Digital Video Takes More Than 60% of TV and Video Ad Spend

Another key finding is that digital video will account for more than 60% of all TV and video ad spend for the first time. This places digital video as the dominant format across the broader TV and video category, not just within digital channels.

This changes how media planning is being structured. Instead of treating digital video as a complement to TV, it is becoming the main allocation channel, with CTV and social video competing within the same planning budget.

The report also notes that growth in digital video has slowed compared to the post-COVID surge in 2022. While spending is still increasing, the pace has cooled, which points to a more mature and competitive marketplace rather than rapid expansion.

Budget allocation patterns now show a clearer split between social video and CTV rather than a simple shift away from linear TV. Many advertisers are distributing spend across both formats depending on campaign goals, with social video often used for reach and engagement, while CTV is used for broader household-level exposure. 

Agentic AI Enters the Buying Workflow

One of the more notable shifts in the report is the role of agentic artificial intelligence in digital video advertising workflows. According to the findings, two-thirds of media buyers say they are either live with, actively testing, or planning to implement agentic AI in their media buying workflows. That adoption rate suggests the technology is well past the pilot stage for most organizations.

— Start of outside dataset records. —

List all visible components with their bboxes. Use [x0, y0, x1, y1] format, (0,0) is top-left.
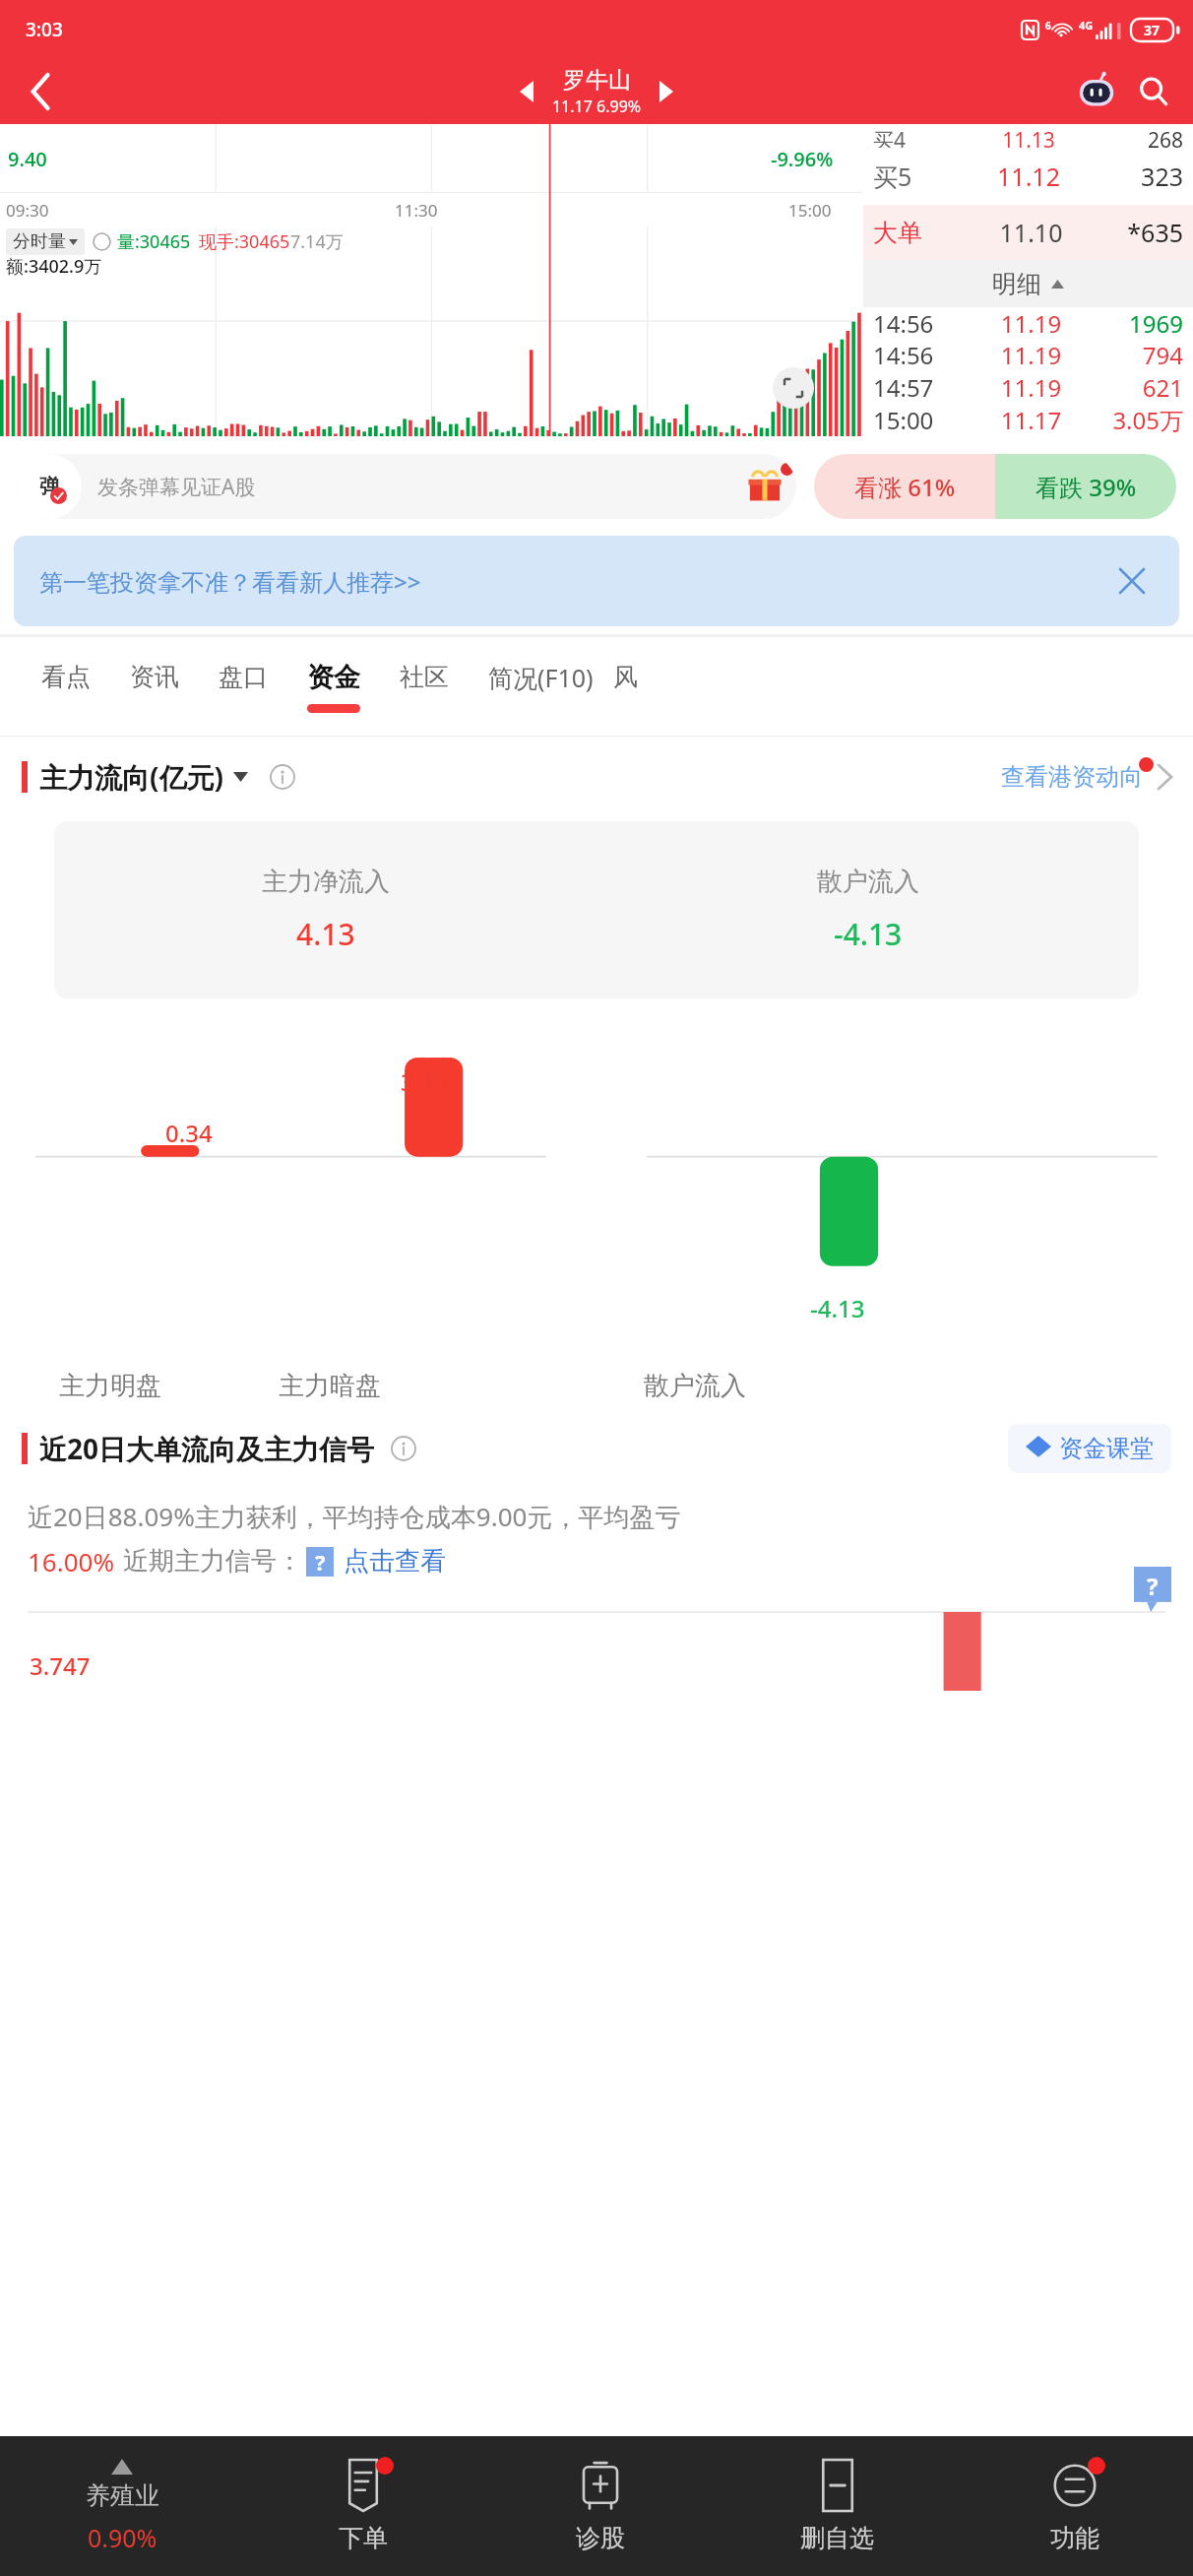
staticText: 主力流向(亿元) [39, 758, 223, 796]
staticText: 6 [1045, 19, 1051, 32]
staticText: 14:57 [873, 371, 980, 404]
button[interactable]: 主力流向(亿元) [39, 758, 248, 796]
button[interactable]: Search [1128, 66, 1179, 117]
staticText: 11.19 [980, 339, 1082, 371]
staticText: 盘口 [219, 662, 268, 692]
button[interactable]: 看点 [41, 637, 91, 736]
staticText: 15:00 [788, 199, 832, 222]
staticText: 主力暗盘 [279, 1370, 381, 1402]
staticText: 16.00% [28, 1544, 115, 1578]
button[interactable]: 社区 [400, 637, 449, 736]
staticText: 7.14万 [290, 229, 344, 254]
button[interactable]: Help [1134, 1567, 1171, 1612]
staticText: 看跌 39% [1036, 471, 1137, 503]
button[interactable]: 主力净流入 [54, 821, 1139, 998]
button[interactable]: 大单 [873, 205, 1183, 260]
button[interactable]: 15:00 [873, 404, 1183, 436]
button[interactable]: Next stock [645, 70, 688, 113]
staticText: 11.17 [980, 404, 1082, 436]
staticText: 323 [1087, 160, 1183, 193]
staticText: 37 [1144, 21, 1161, 39]
staticText: 794 [1082, 339, 1183, 371]
staticText: 3.79 [401, 1065, 448, 1098]
staticText: 资讯 [130, 662, 179, 692]
button[interactable]: Info [268, 762, 297, 792]
staticText: 散户流入 [644, 1370, 746, 1402]
staticText: 社区 [400, 662, 449, 692]
button[interactable]: 第一笔投资拿不准？看看新人推荐>> [39, 536, 1154, 626]
staticText: 11:30 [395, 199, 438, 222]
staticText: 14:56 [873, 339, 980, 371]
staticText: 养殖业 [86, 2480, 159, 2511]
button[interactable]: 14:56 [873, 339, 1183, 371]
staticText: 11.19 [980, 307, 1082, 339]
staticText: 买5 [873, 160, 971, 193]
button[interactable]: 功能 [956, 2436, 1193, 2576]
button[interactable]: 点击查看 [344, 1545, 446, 1578]
staticText: 0.34 [165, 1117, 213, 1149]
staticText: 近期主力信号： [123, 1545, 302, 1578]
button[interactable]: 查看港资动向 [1001, 762, 1171, 792]
staticText: 3.05万 [1082, 404, 1183, 436]
button[interactable]: Previous stock [505, 70, 548, 113]
staticText: -4.13 [834, 914, 903, 954]
staticText: 15:00 [873, 404, 980, 436]
staticText: 近20日大单流向及主力信号 [39, 1430, 375, 1467]
button[interactable]: 资讯 [130, 637, 179, 736]
staticText: 弹 [39, 474, 60, 499]
staticText: 621 [1082, 371, 1183, 404]
button[interactable]: 诊股 [481, 2436, 719, 2576]
staticText: 罗牛山 [563, 66, 631, 95]
button[interactable]: 资金 [307, 637, 360, 736]
button[interactable]: 盘口 [219, 637, 268, 736]
staticText: 资金 [307, 661, 360, 694]
button[interactable]: 看涨 61% [814, 454, 1176, 519]
staticText: ? [1147, 1570, 1159, 1602]
staticText: 删自选 [800, 2523, 874, 2553]
button[interactable]: 买4 [873, 126, 1183, 148]
button[interactable]: 下单 [244, 2436, 481, 2576]
button[interactable]: Close banner [1110, 559, 1154, 603]
staticText: -9.96% [771, 146, 834, 172]
staticText: 分时量 [13, 230, 66, 253]
staticText: 近20日88.09%主力获利，平均持仓成本9.00元，平均盈亏 [28, 1499, 681, 1534]
staticText: 1969 [1082, 307, 1183, 339]
staticText: 11.19 [980, 371, 1082, 404]
staticText: 风 [613, 662, 638, 692]
button[interactable]: 弹 [17, 454, 796, 519]
staticText: 11.17 6.99% [552, 96, 642, 117]
button[interactable]: 罗牛山 [552, 66, 642, 117]
button[interactable]: Back [14, 64, 69, 119]
button[interactable]: 分时量 [13, 230, 78, 253]
staticText: ? [315, 1547, 326, 1577]
staticText: 散户流入 [817, 866, 919, 898]
button[interactable]: 简况(F10) [488, 637, 594, 736]
staticText: 现手:30465 [199, 229, 290, 254]
staticText: *635 [1087, 216, 1183, 249]
button[interactable]: Info [389, 1434, 418, 1463]
button[interactable]: 删自选 [719, 2436, 956, 2576]
button[interactable]: 养殖业 [0, 2436, 244, 2576]
staticText: 4.13 [296, 914, 355, 954]
staticText: 主力明盘 [59, 1370, 161, 1402]
staticText: 明细 [992, 269, 1041, 299]
button[interactable]: Fullscreen chart [773, 367, 814, 409]
button[interactable]: 14:56 [873, 307, 1183, 339]
staticText: 09:30 [6, 199, 49, 222]
button[interactable]: AI assistant [1071, 66, 1122, 117]
staticText: 11.12 [971, 160, 1087, 193]
staticText: 查看港资动向 [1001, 762, 1143, 792]
button[interactable]: 风 [613, 637, 638, 736]
staticText: 第一笔投资拿不准？看看新人推荐>> [39, 565, 421, 598]
staticText: 3.747 [30, 1649, 91, 1682]
staticText: 4G [1079, 18, 1094, 32]
staticText: 买4 [873, 126, 971, 148]
staticText: 11.13 [971, 126, 1087, 148]
button[interactable]: 明细 [863, 260, 1193, 307]
staticText: 0.90% [88, 2521, 157, 2554]
staticText: 简况(F10) [488, 661, 594, 694]
button[interactable]: 资金课堂 [1026, 1434, 1154, 1463]
button[interactable]: 14:57 [873, 371, 1183, 404]
button[interactable]: 买5 [873, 148, 1183, 205]
staticText: 主力净流入 [262, 866, 390, 898]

AI systems are moving beyond basic automation and into more decision-making roles in planning, targeting, and execution of video campaigns. On TikTok for example, advertisers are using AI-driven systems to test multiple creative variations of short-form ads, then reallocating spend toward versions that generate higher engagement or lower cost-per-action metrics.

Within Instagram Reels campaigns, AI systems are used to optimize audience targeting by continuously adjusting delivery based on engagement signals such as saves, shares, and view-through rates. 

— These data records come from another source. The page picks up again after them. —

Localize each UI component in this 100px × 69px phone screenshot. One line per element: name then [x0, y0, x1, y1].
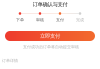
staticText: 订单确认与支付	[32, 1, 68, 8]
staticText: 支付	[56, 18, 64, 22]
staticText: 审核	[36, 18, 44, 22]
button[interactable]: 立即支付	[5, 31, 95, 41]
staticText: 支付成功后订单将自动提交审核	[23, 44, 79, 49]
staticText: 完成	[76, 18, 84, 22]
staticText: 立即支付	[40, 33, 60, 39]
staticText: 下单	[16, 18, 24, 22]
staticText: 订单详情	[2, 58, 18, 63]
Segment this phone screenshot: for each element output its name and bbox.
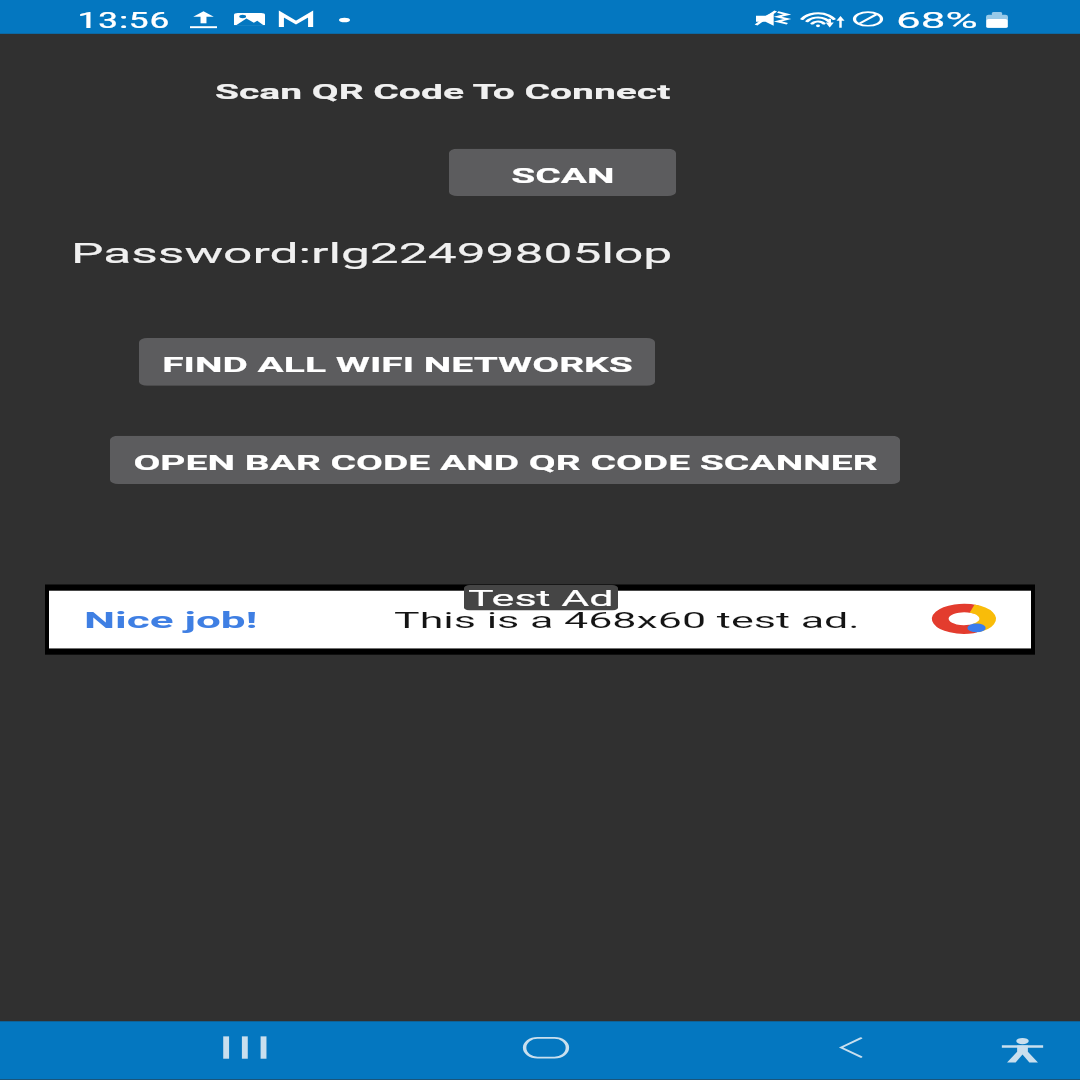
button[interactable]: Recent apps [184, 1021, 304, 1080]
button[interactable]: FIND ALL WIFI NETWORKS [139, 338, 655, 386]
button[interactable]: SCAN [449, 149, 676, 196]
staticText: Nice job! [84, 606, 258, 633]
staticText: FIND ALL WIFI NETWORKS [162, 353, 633, 377]
staticText: This is a 468x60 test ad. [394, 607, 860, 633]
button[interactable]: Nice job! [45, 584, 1035, 655]
button[interactable]: Back [798, 1021, 902, 1080]
staticText: Scan QR Code To Connect [215, 81, 671, 104]
staticText: 68% [896, 6, 978, 33]
staticText: 13:56 [77, 8, 170, 33]
button[interactable]: OPEN BAR CODE AND QR CODE SCANNER [110, 436, 900, 484]
button[interactable]: Accessibility [962, 1021, 1080, 1080]
staticText: OPEN BAR CODE AND QR CODE SCANNER [133, 451, 878, 475]
button[interactable]: Home [484, 1021, 608, 1080]
staticText: SCAN [511, 164, 615, 188]
staticText: Test Ad [468, 585, 614, 610]
staticText: Password:rlg22499805lop [71, 238, 673, 269]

Targeting Now Outweighs Content Quality in Buying Decisions

The report also highlights a shift in what advertisers prioritize when buying TV and video inventory. Targeting has now overtaken content quality as the top criterion, rising 10 percentage points year-over-year.

This change is being driven mainly by small and mid-sized advertisers, which saw a 23-point increase in emphasis on targeting. The shift reflects a more performance-oriented approach to video buying, where audience precision and measurable outcomes are increasingly prioritized over the perceived quality of the surrounding content.

Advertisers are building campaigns around audience segments first, then selecting platforms or video environments afterward, using first-party data, lookalike modelling, and platform-native audience signals rather than relying on channel reputation alone. 

What this Means for Advertisers

The IAB findings point to three clear movements in digital video advertising. Social video is accelerating faster than CTV, digital video is becoming the dominant share of TV and video spend, and agentic AI is moving into mainstream campaign operations.

The report also aligns with broader industry forecasts. eMarketer's independent projections places CTV spend at $37.95 billion with 14.5% growth. The alignment between the two reports reduces uncertainty for planning purposes.

The $80 billion milestone signals that digital video is no longer a complement to linear TV — it is the primary channel. Marketers allocating budgets for the second half of 2026 should account for social video's accelerating growth, particularly on platforms where short-form formats are driving outsized engagement.

For teams still evaluating agentic AI in their workflows, the two-thirds adoption figure indicates competitive pressure is building. Early adopters are gaining experience with automated targeting and optimization at a point when the learning curve remains manageable.